During the course of the next 12 months, Ames lunched with Chuvakhin at least 14 times. He had a perfect cover because his CIA superiors had authorized him to meet with Soviet officials to try to recruit them. At his lunches with Chuvakhin, he continued providing all sorts of classified documents to the KGB, including the identity of more Soviet sources. The results were immediate and devastating. In the fall of 1985 and continuing into early 1986, some 20 CIA agents in the Soviet Union simply disappeared, vanishing off the agency's screen.

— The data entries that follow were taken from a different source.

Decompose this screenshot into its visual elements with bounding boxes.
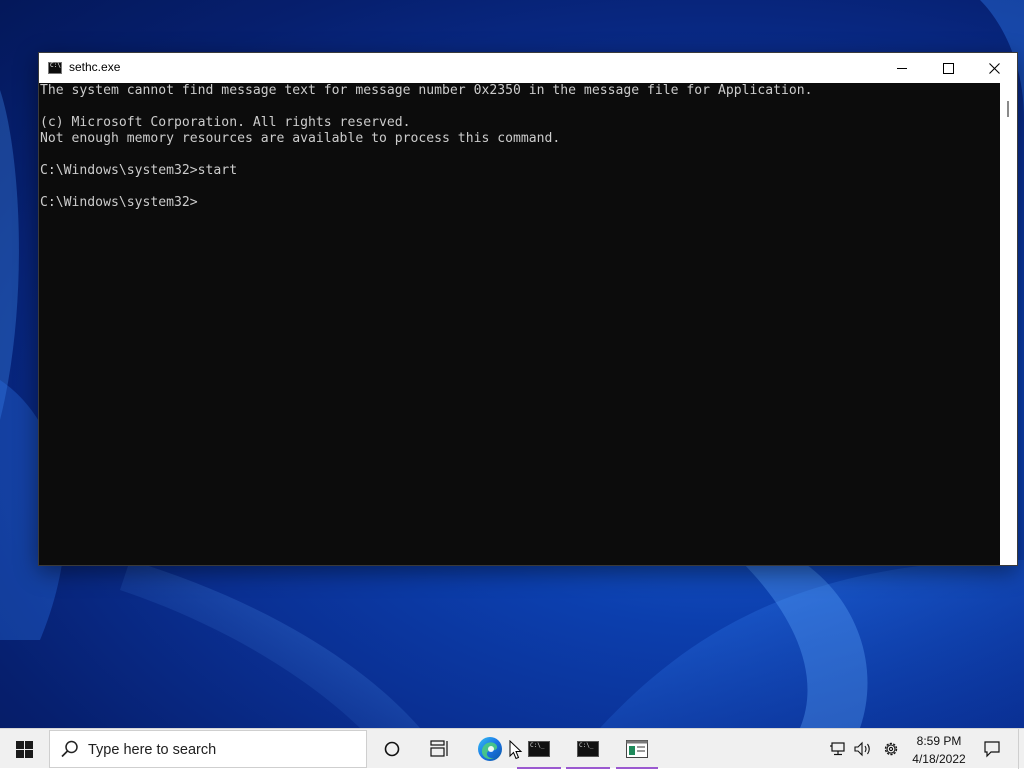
minimize-icon	[897, 67, 907, 69]
close-icon	[988, 62, 1000, 74]
console-line: (c) Microsoft Corporation. All rights re…	[40, 115, 411, 130]
console-line: The system cannot find message text for …	[40, 83, 813, 98]
console-line: Not enough memory resources are availabl…	[40, 131, 561, 146]
cmd-icon	[48, 62, 62, 74]
vertical-scrollbar[interactable]	[1000, 83, 1017, 565]
cmd-icon	[577, 741, 599, 757]
taskbar-search-box[interactable]: Type here to search	[49, 730, 367, 768]
show-desktop-button[interactable]	[1018, 729, 1024, 769]
maximize-icon	[942, 62, 954, 74]
title-bar[interactable]: sethc.exe	[39, 53, 1017, 83]
taskbar-cmd-1[interactable]	[517, 729, 561, 769]
windows-logo-icon	[15, 740, 33, 758]
notification-center-button[interactable]	[978, 729, 1006, 769]
volume-button[interactable]	[852, 729, 874, 769]
volume-icon	[854, 741, 870, 757]
task-view-icon	[430, 740, 448, 757]
cortana-button[interactable]	[369, 729, 415, 769]
notification-icon	[984, 741, 1000, 758]
search-placeholder: Type here to search	[88, 742, 217, 758]
clock-time: 8:59 PM	[916, 734, 962, 748]
start-button[interactable]	[0, 729, 48, 769]
settings-button[interactable]	[879, 729, 903, 769]
window-title: sethc.exe	[69, 60, 121, 74]
taskbar-window-manager[interactable]	[616, 729, 658, 769]
console-window[interactable]: sethc.exe The system cannot find message…	[38, 52, 1018, 566]
window-manager-icon	[626, 740, 648, 758]
clock-date: 4/18/2022	[912, 752, 966, 766]
console-output[interactable]: The system cannot find message text for …	[39, 83, 999, 565]
console-line: C:\Windows\system32>start	[40, 163, 238, 178]
mouse-pointer-icon	[509, 740, 523, 760]
taskbar-cmd-2[interactable]	[566, 729, 610, 769]
minimize-button[interactable]	[879, 53, 925, 83]
cmd-icon	[528, 741, 550, 757]
command-prompt-line[interactable]: C:\Windows\system32>	[39, 195, 999, 211]
task-view-button[interactable]	[417, 729, 463, 769]
gear-icon	[884, 742, 898, 756]
taskbar-edge[interactable]	[467, 729, 513, 769]
search-icon	[61, 740, 78, 758]
cortana-circle-icon	[384, 741, 400, 757]
close-button[interactable]	[971, 53, 1017, 83]
taskbar-clock[interactable]: 8:59 PM 4/18/2022	[906, 732, 972, 768]
network-icon	[830, 742, 845, 756]
scrollbar-thumb[interactable]	[1007, 101, 1009, 117]
maximize-button[interactable]	[925, 53, 971, 83]
edge-icon	[478, 737, 502, 761]
network-button[interactable]	[828, 729, 850, 769]
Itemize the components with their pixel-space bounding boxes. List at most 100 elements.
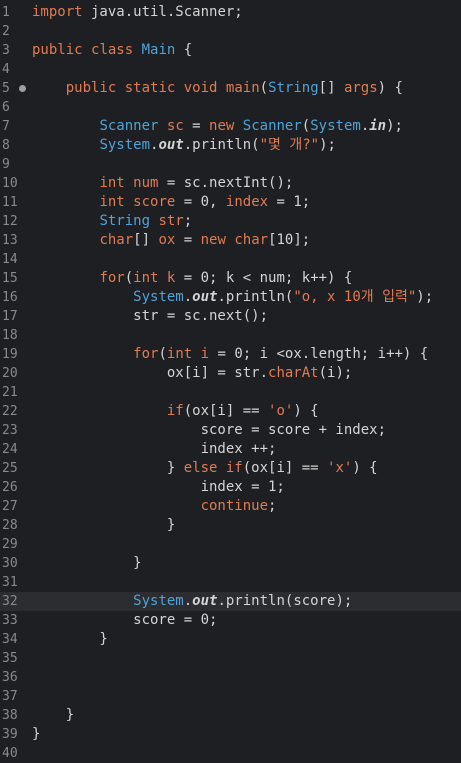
code-token: str = sc.next(); — [32, 308, 269, 324]
code-line[interactable]: 40 — [0, 744, 461, 763]
code-line[interactable]: 32 System.out.println(score); — [0, 592, 461, 611]
code-line[interactable]: 10 int num = sc.nextInt(); — [0, 174, 461, 193]
code-line[interactable]: 23 score = score + index; — [0, 421, 461, 440]
code-line[interactable]: 21 — [0, 383, 461, 402]
code-token: else — [183, 460, 218, 476]
code-text: } else if(ox[i] == 'x') { — [32, 459, 378, 478]
code-token: int — [166, 346, 193, 362]
code-line[interactable]: 28 } — [0, 516, 461, 535]
code-token: class — [91, 42, 134, 58]
code-line[interactable]: 25 } else if(ox[i] == 'x') { — [0, 459, 461, 478]
code-text: char[] ox = new char[10]; — [32, 231, 310, 250]
code-text: System.out.println("몇 개?"); — [32, 136, 336, 155]
code-text: public static void main(String[] args) { — [32, 79, 403, 98]
line-number: 12 — [2, 214, 18, 229]
code-token: score = score + index; — [32, 422, 387, 438]
code-token: } — [32, 517, 176, 533]
override-marker-icon[interactable] — [19, 85, 26, 92]
code-line[interactable]: 22 if(ox[i] == 'o') { — [0, 402, 461, 421]
code-line[interactable]: 17 str = sc.next(); — [0, 307, 461, 326]
code-line[interactable]: 14 — [0, 250, 461, 269]
code-line[interactable]: 4 — [0, 60, 461, 79]
code-token: System — [310, 118, 361, 134]
code-line[interactable]: 31 — [0, 573, 461, 592]
code-token: String — [268, 80, 319, 96]
code-editor[interactable]: 1 import java.util.Scanner; 2 3 public class… — [0, 0, 461, 763]
code-token: = 0, — [175, 194, 226, 210]
code-token: [10]; — [268, 232, 311, 248]
code-text: } — [32, 706, 74, 725]
code-text: if(ox[i] == 'o') { — [32, 402, 319, 421]
code-line[interactable]: 7 Scanner sc = new Scanner(System.in); — [0, 117, 461, 136]
code-line[interactable]: 29 — [0, 535, 461, 554]
code-token: .println(score); — [217, 593, 353, 609]
code-token: args — [343, 80, 378, 96]
code-line[interactable]: 19 for(int i = 0; i <ox.length; i++) { — [0, 345, 461, 364]
code-line[interactable]: 16 System.out.println("o, x 10개 입력"); — [0, 288, 461, 307]
code-token: char — [99, 232, 134, 248]
code-line[interactable]: 8 System.out.println("몇 개?"); — [0, 136, 461, 155]
code-token: static — [124, 80, 176, 96]
code-line[interactable]: 38 } — [0, 706, 461, 725]
code-text: ox[i] = str.charAt(i); — [32, 364, 352, 383]
code-line[interactable]: 6 — [0, 98, 461, 117]
code-text: import java.util.Scanner; — [32, 3, 243, 22]
code-line[interactable]: 27 continue; — [0, 497, 461, 516]
line-number: 13 — [2, 233, 18, 248]
code-token: ; — [268, 498, 277, 514]
code-token: num — [133, 175, 159, 191]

It was clear--or should have been--that something had gone terribly wrong. The likelihood that all these agents had been arrested because they or the CIA made operational mistakes simply defied the law of averages and common sense. Some other explanation--a compromised code or a KGB penetration of CIA communications--was possible, but remote. Everything pointed toward a human penetration. A mole.
It was a hideous prospect--that someone inside the CIA was betraying the agency's operations to the KGB. Faced with a disaster of such apocalyptic proportions, the agency might have been expected to turn Langley upside down. To pull out all the stops. To launch a major investigation. It did not.